Утром по въевшейся в кровь воинской и мастеровой привычке встали великоградцы рано. Умылись у колодца около конюшни. По-простому, не дожидаясь, пока слуги, приставленные к гостям Карпом, приволокут серебряные тазы с теплой водой, сдобренной розовым маслом, да тонкие льняные полотенца.
Завтрак посольству подали с царской поварни обильный, как и вчерашний ужин, но за едой воевода и его товарищи не засиделись и уже заканчивали, когда дверь в горницу распахнулась.

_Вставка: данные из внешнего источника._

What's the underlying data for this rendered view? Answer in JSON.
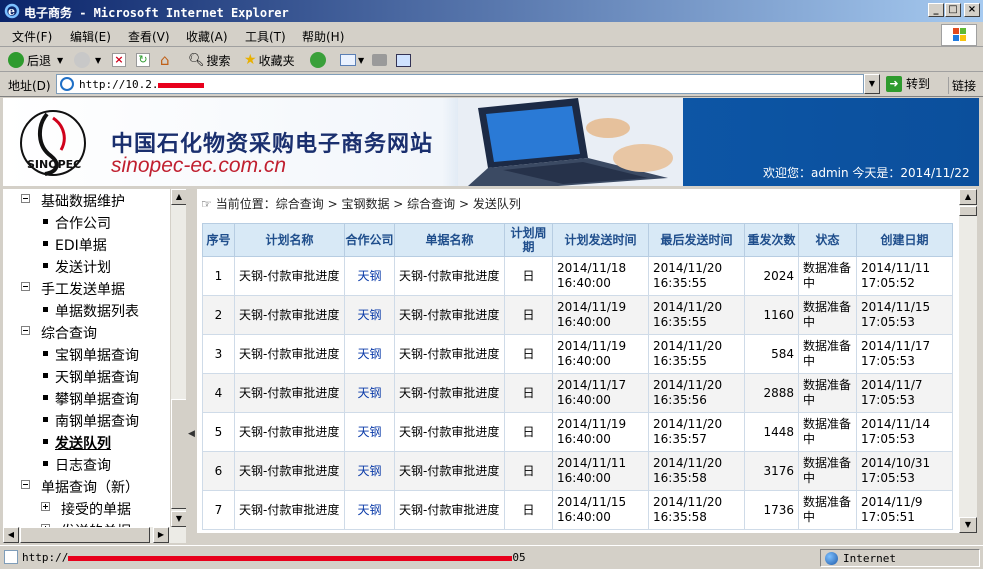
{
  "window": {
    "title": "电子商务 - Microsoft Internet Explorer",
    "minimize": "_",
    "maximize": "□",
    "close": "×"
  },
  "menu": [
    "文件(F)",
    "编辑(E)",
    "查看(V)",
    "收藏(A)",
    "工具(T)",
    "帮助(H)"
  ],
  "toolbar": {
    "back": "后退",
    "search": "搜索",
    "favorites": "收藏夹"
  },
  "address": {
    "label": "地址(D)",
    "url_visible": "http://10.2.",
    "go": "转到",
    "links": "链接"
  },
  "banner": {
    "title_cn": "中国石化物资采购电子商务网站",
    "title_en": "sinopec-ec.com.cn",
    "logo_text": "SINOPEC",
    "welcome": "欢迎您：admin     今天是：2014/11/22"
  },
  "sidebar": {
    "groups": [
      {
        "label": "基础数据维护",
        "expanded": true,
        "items": [
          "合作公司",
          "EDI单据",
          "发送计划"
        ]
      },
      {
        "label": "手工发送单据",
        "expanded": true,
        "items": [
          "单据数据列表"
        ]
      },
      {
        "label": "综合查询",
        "expanded": true,
        "items": [
          "宝钢单据查询",
          "天钢单据查询",
          "攀钢单据查询",
          "南钢单据查询",
          "发送队列",
          "日志查询"
        ]
      },
      {
        "label": "单据查询（新）",
        "expanded": true,
        "subgroups": [
          {
            "label": "接受的单据",
            "expanded": false
          },
          {
            "label": "发送的单据",
            "expanded": false
          }
        ]
      }
    ],
    "active_item": "发送队列"
  },
  "breadcrumb": "当前位置：综合查询 > 宝钢数据 > 综合查询 > 发送队列",
  "table": {
    "headers": [
      "序号",
      "计划名称",
      "合作公司",
      "单据名称",
      "计划周期",
      "计划发送时间",
      "最后发送时间",
      "重发次数",
      "状态",
      "创建日期"
    ],
    "rows": [
      [
        "1",
        "天钢-付款审批进度",
        "天钢",
        "天钢-付款审批进度",
        "日",
        "2014/11/18 16:40:00",
        "2014/11/20 16:35:55",
        "2024",
        "数据准备中",
        "2014/11/11 17:05:52"
      ],
      [
        "2",
        "天钢-付款审批进度",
        "天钢",
        "天钢-付款审批进度",
        "日",
        "2014/11/19 16:40:00",
        "2014/11/20 16:35:55",
        "1160",
        "数据准备中",
        "2014/11/15 17:05:53"
      ],
      [
        "3",
        "天钢-付款审批进度",
        "天钢",
        "天钢-付款审批进度",
        "日",
        "2014/11/19 16:40:00",
        "2014/11/20 16:35:55",
        "584",
        "数据准备中",
        "2014/11/17 17:05:53"
      ],
      [
        "4",
        "天钢-付款审批进度",
        "天钢",
        "天钢-付款审批进度",
        "日",
        "2014/11/17 16:40:00",
        "2014/11/20 16:35:56",
        "2888",
        "数据准备中",
        "2014/11/7 17:05:53"
      ],
      [
        "5",
        "天钢-付款审批进度",
        "天钢",
        "天钢-付款审批进度",
        "日",
        "2014/11/19 16:40:00",
        "2014/11/20 16:35:57",
        "1448",
        "数据准备中",
        "2014/11/14 17:05:53"
      ],
      [
        "6",
        "天钢-付款审批进度",
        "天钢",
        "天钢-付款审批进度",
        "日",
        "2014/11/11 16:40:00",
        "2014/11/20 16:35:58",
        "3176",
        "数据准备中",
        "2014/10/31 17:05:53"
      ],
      [
        "7",
        "天钢-付款审批进度",
        "天钢",
        "天钢-付款审批进度",
        "日",
        "2014/11/15 16:40:00",
        "2014/11/20 16:35:58",
        "1736",
        "数据准备中",
        "2014/11/9 17:05:51"
      ]
    ]
  },
  "status": {
    "text_visible": "http://",
    "text_tail": "05",
    "zone": "Internet"
  },
  "colors": {
    "header_bg": "#d8e9f6",
    "header_text": "#1f4e8c",
    "link": "#0a3aa8",
    "banner_blue": "#0d56a6",
    "redaction": "#e8001c"
  }
}
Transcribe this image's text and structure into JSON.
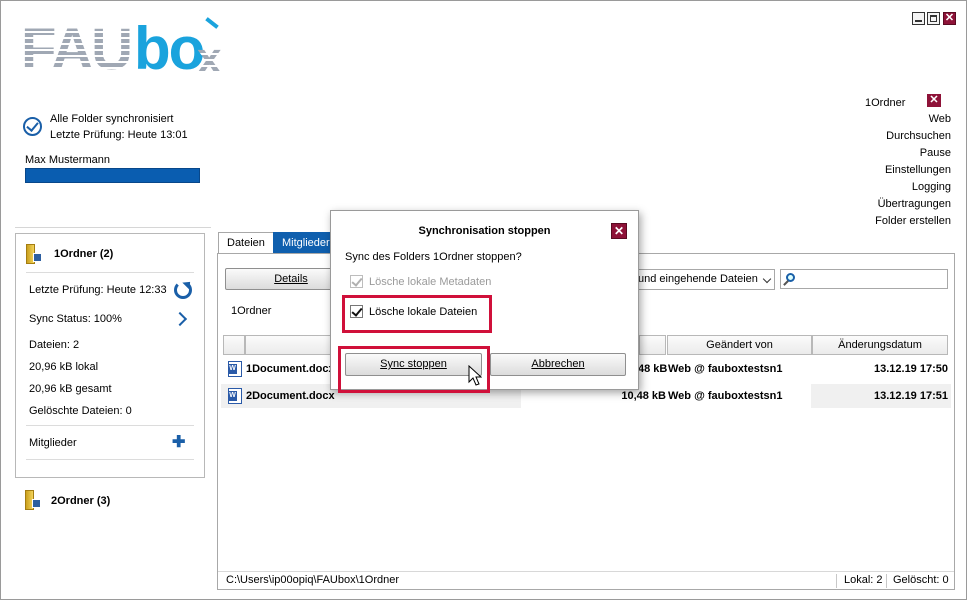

– Хлеб да соль, господа послы. Места за столом лишнего не найдется? – раздался с порога уже знакомый Добрыне, Василию и Ивану зычный голос.
Гопон стоял в дверях, едва не касаясь головой высокой притолоки. Одет он был куда проще, чем вчера: синие порты да льняная вышитая рубаха, подпоясанная голубым поясом с кистями. К потрепанным кожаным сапогам, вымазанным грязью, пристала солома, у пояса висит степняцкая плеть из сыромятной кожи. Видно, царь-богатырь тоже поднялся рано и успел заглянуть на конюшню. Накануне вечером Добрыне удалось вызвать на разговор по душам не только Гюряту, но и одного из царских конюхов, обихаживавших Бурушку. Парень много чего взахлеб порассказал воеводе – и о Гопоновом жеребце-дивоконе, и о том, что Гопон и его супруга, царица Мадина, оба страстные и отменные наездники. Заодно выяснилось, что коня государь проминает в дальней части дворцового сада, куда даже царским вельможам доступа нет.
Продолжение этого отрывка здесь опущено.